January 28, 1999 – Mother died at the Nursing Home in Gainesville, Florida when she was nearly 87 years old.  All of her children were with her when she passed away.  Mother was one strong willed, spit-fired German woman.  She was a classy dresser, and work beautiful hats.  She cleaned her face with Ponds Cold Cream before bed and then used Oil of Olay moisture, Vicks Vapor Rub in her nose, Vaseline on her lips, and pink sponge rollers in her hair.  (I do the same thing to myself every night except add one more thing: a pair of silk panties over the rollers so they won’t fall out.)  Mother also drove fast even though she was not a good driver.  She got many speeding tickets (like Sally and Michael).  Mother was a wonderful cook plus everything she baked was delicious.  She taught each one of us to keep a clean house – “cleanliness is the next thing to godliness” she said.  Mother instilled in us a desire for reading and all of her children and some of the grandchildren are addicts.  Mother never stopped  praying for me – Thank-you Mother.   

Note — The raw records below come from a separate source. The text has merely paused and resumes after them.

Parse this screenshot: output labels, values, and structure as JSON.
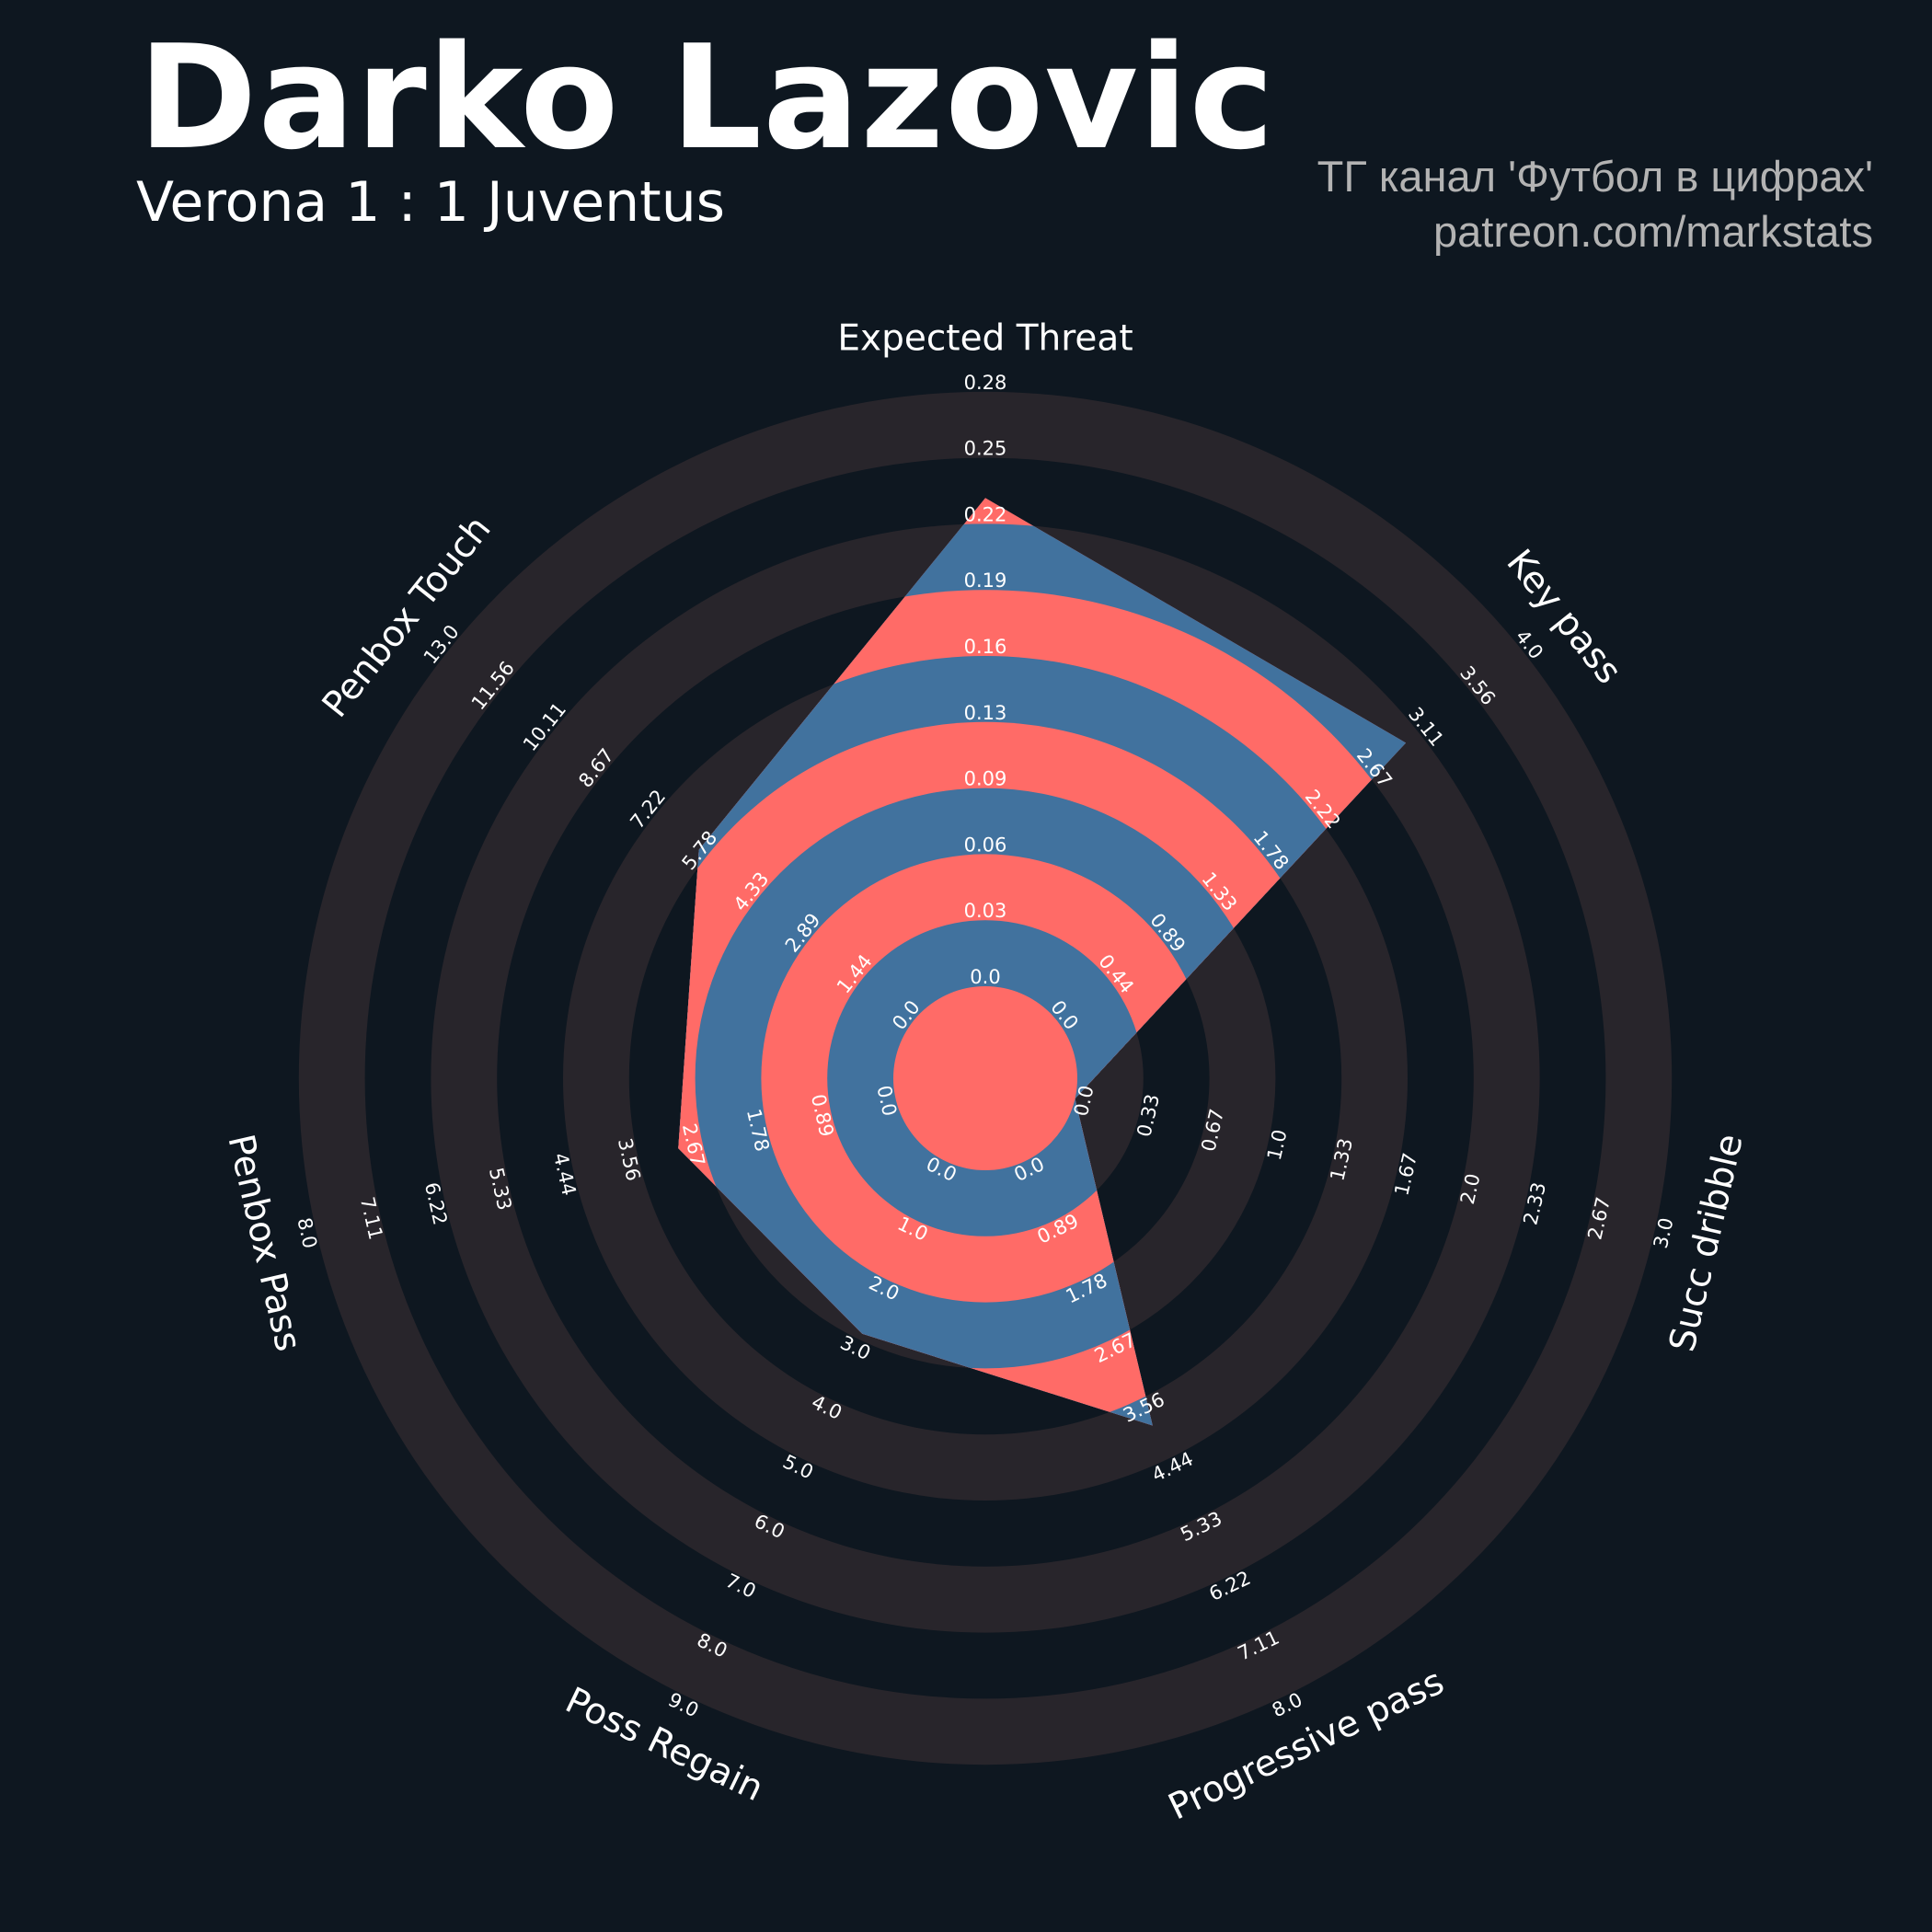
{
  "title": "Darko Lazovic",
  "subtitle": "Verona 1 : 1 Juventus",
  "credits": {
    "line1": "ТГ канал 'Футбол в цифрах'",
    "line2": "patreon.com/markstats"
  },
  "colors": {
    "background": "#0e1720",
    "ring_dark": "#28252b",
    "polygon_blue": "#41729e",
    "polygon_red": "#ff6b67"
  },
  "chart_data": {
    "type": "radar",
    "params": [
      "Expected Threat",
      "Key pass",
      "Succ dribble",
      "Progressive pass",
      "Poss Regain",
      "Penbox Pass",
      "Penbox Touch"
    ],
    "min": [
      0,
      0,
      0,
      0,
      0,
      0,
      0
    ],
    "max": [
      0.28,
      4.0,
      3.0,
      8.0,
      9.0,
      8.0,
      13.0
    ],
    "values": [
      0.23,
      3.0,
      0.0,
      3.95,
      2.9,
      3.0,
      6.0
    ],
    "tick_labels": [
      [
        "0.0",
        "0.03",
        "0.06",
        "0.09",
        "0.13",
        "0.16",
        "0.19",
        "0.22",
        "0.25",
        "0.28"
      ],
      [
        "0.0",
        "0.44",
        "0.89",
        "1.33",
        "1.78",
        "2.22",
        "2.67",
        "3.11",
        "3.56",
        "4.0"
      ],
      [
        "0.0",
        "0.33",
        "0.67",
        "1.0",
        "1.33",
        "1.67",
        "2.0",
        "2.33",
        "2.67",
        "3.0"
      ],
      [
        "0.0",
        "0.89",
        "1.78",
        "2.67",
        "3.56",
        "4.44",
        "5.33",
        "6.22",
        "7.11",
        "8.0"
      ],
      [
        "0.0",
        "1.0",
        "2.0",
        "3.0",
        "4.0",
        "5.0",
        "6.0",
        "7.0",
        "8.0",
        "9.0"
      ],
      [
        "0.0",
        "0.89",
        "1.78",
        "2.67",
        "3.56",
        "4.44",
        "5.33",
        "6.22",
        "7.11",
        "8.0"
      ],
      [
        "0.0",
        "1.44",
        "2.89",
        "4.33",
        "5.78",
        "7.22",
        "8.67",
        "10.11",
        "11.56",
        "13.0"
      ]
    ]
  }
}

February 4, 2001 – Sophie Gracie Hartzog, my very first grand daughter was born at Potomac Hospital in Woodbridge, Virginia, on this date.  Sophie is an old name and I like to think of the Gracie is for God’s grace in the Bible.  Weighing in at 5 lbs and 15 oz. she was a tiny thing like her Mother and Aunt Kristi.  She is fourteen months old now and has a little dark fuzz on her head showing off her beautiful face.  She walked at nine months (on her toes), has mouthful of teeth, the strength of teenager, and strong-willed like her Mother.  Besides her Mother and Dad, she loves her cousins, Jordan and Hugh, Aunt Kristi, Uncle Joe Frank, Grandma Dixie and Grandpa James; but not as much as we love her.  When she kisses, you get the full effect when she opens her mouth real wide and slobbers on your lips.  When noticed my polished toe-nails on a recent visit, she go down on the floor and bit my toe – I love it.  She dislikes anyone but Grandma to change her diapers – that’s because I sing to her.   

I finished writing my life story on April 1, 2002, at age 66.  I know I am a very blessed woman, and I thank my Heavenly Father for protecting me during all those years.  I have for wonderful children, two of the best sons-in-law, three precious grandchildren, loving sisters and brothers, good friends, a fantastic Church, a house, a car, a fur coat, a computer, a phone, a television, a mode once a month and Medicate.  I have my hair fixed every week at the Beauty Shop and a manicure once a month –– “This has to be As Good As It Gets.”